Ma anche nel corso del procedimento civile, con il quale la paziente chiedeva che gli esiti dell’accertamento tecnico preventivo già svolto fossero valorizzati dal Magistrato, che provvedesse quindi alla condanna della Struttura Ospedaliera, quest’ultima non mutava contegno insistendo nel perorare tesi pretestuose opponendosi in ogni modo ad una soluzione conciliativa e così, con la sentenza pronunciata in data 12.11.2019 il Tribunale di Bergamo, Giudice dott. Tommaso Del Giudice, condannava l’Azienda non solo a risarcire il danno applicando le tabelle del Tribunale di Milano ma pure a risarcire tutte le spese legali e peritali sia del ricorso per accertamento tecnico preventivo che del successivo giudizio cosicchè, ad oggi, l’Azienda Ospedaliera, per aver inutilmente negato l’evidenza, si trova onerata del pagamento di un importo di oltre il 30% più importante di quello che avrebbe dovuto sostenere se avesse voluto conciliare o quantomeno, all’esito dell’accertamento tecnico preventivo, dimostrarsi disponibile alla discussione.

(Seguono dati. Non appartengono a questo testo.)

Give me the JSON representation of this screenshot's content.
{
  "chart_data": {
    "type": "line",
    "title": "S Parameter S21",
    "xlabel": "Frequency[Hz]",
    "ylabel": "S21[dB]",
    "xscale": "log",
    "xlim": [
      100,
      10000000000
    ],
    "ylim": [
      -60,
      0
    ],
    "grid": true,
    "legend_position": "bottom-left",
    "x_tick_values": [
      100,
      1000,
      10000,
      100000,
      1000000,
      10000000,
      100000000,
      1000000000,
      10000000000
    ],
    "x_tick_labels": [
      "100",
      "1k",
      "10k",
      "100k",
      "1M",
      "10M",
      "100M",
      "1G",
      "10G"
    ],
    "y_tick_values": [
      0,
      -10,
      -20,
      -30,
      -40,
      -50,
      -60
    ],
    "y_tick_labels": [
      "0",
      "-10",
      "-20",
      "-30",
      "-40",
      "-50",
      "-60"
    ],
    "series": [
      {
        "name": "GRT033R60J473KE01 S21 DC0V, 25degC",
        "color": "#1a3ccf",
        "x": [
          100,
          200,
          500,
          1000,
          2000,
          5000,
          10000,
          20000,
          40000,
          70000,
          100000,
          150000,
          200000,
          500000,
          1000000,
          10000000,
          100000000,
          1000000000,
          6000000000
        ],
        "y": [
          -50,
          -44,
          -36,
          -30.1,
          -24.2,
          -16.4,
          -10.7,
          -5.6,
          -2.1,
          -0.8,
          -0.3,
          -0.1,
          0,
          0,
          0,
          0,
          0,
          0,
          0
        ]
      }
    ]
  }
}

Anche tale caso, come molti altri che abbiamo commentato in passato, si presta a paradigma del contegno che molto spesso strutture sanitarie e loro assicurazioni manifestano nel modo di interpretare il contenzioso, liquidando ogni finalità deflattiva dei procedimenti, voluti dalla riforma della responsabilità medica per rendere più agile il percorso del contenzioso, tentando di sfidare la sorte in procedimenti costosi dei quali poi sono costrette a sostenere i costi.
Quando quindi si discute di medicina difensiva, dei costi dei risarcimenti erogati, le statistiche sono prevalentemente fallaci perchè non tengono conto dell’aumento dei costi del risarcimento erogato legati alla mala gestio del caso finendo per attribuire ad incomprensibili aumenti, nel tempo, del costo dei risarcimenti senza rendersi conto che, delle somme erogate, frequentemente una quota significativa va attribuita proprio alla scarsa disponibilità alla conciliazione.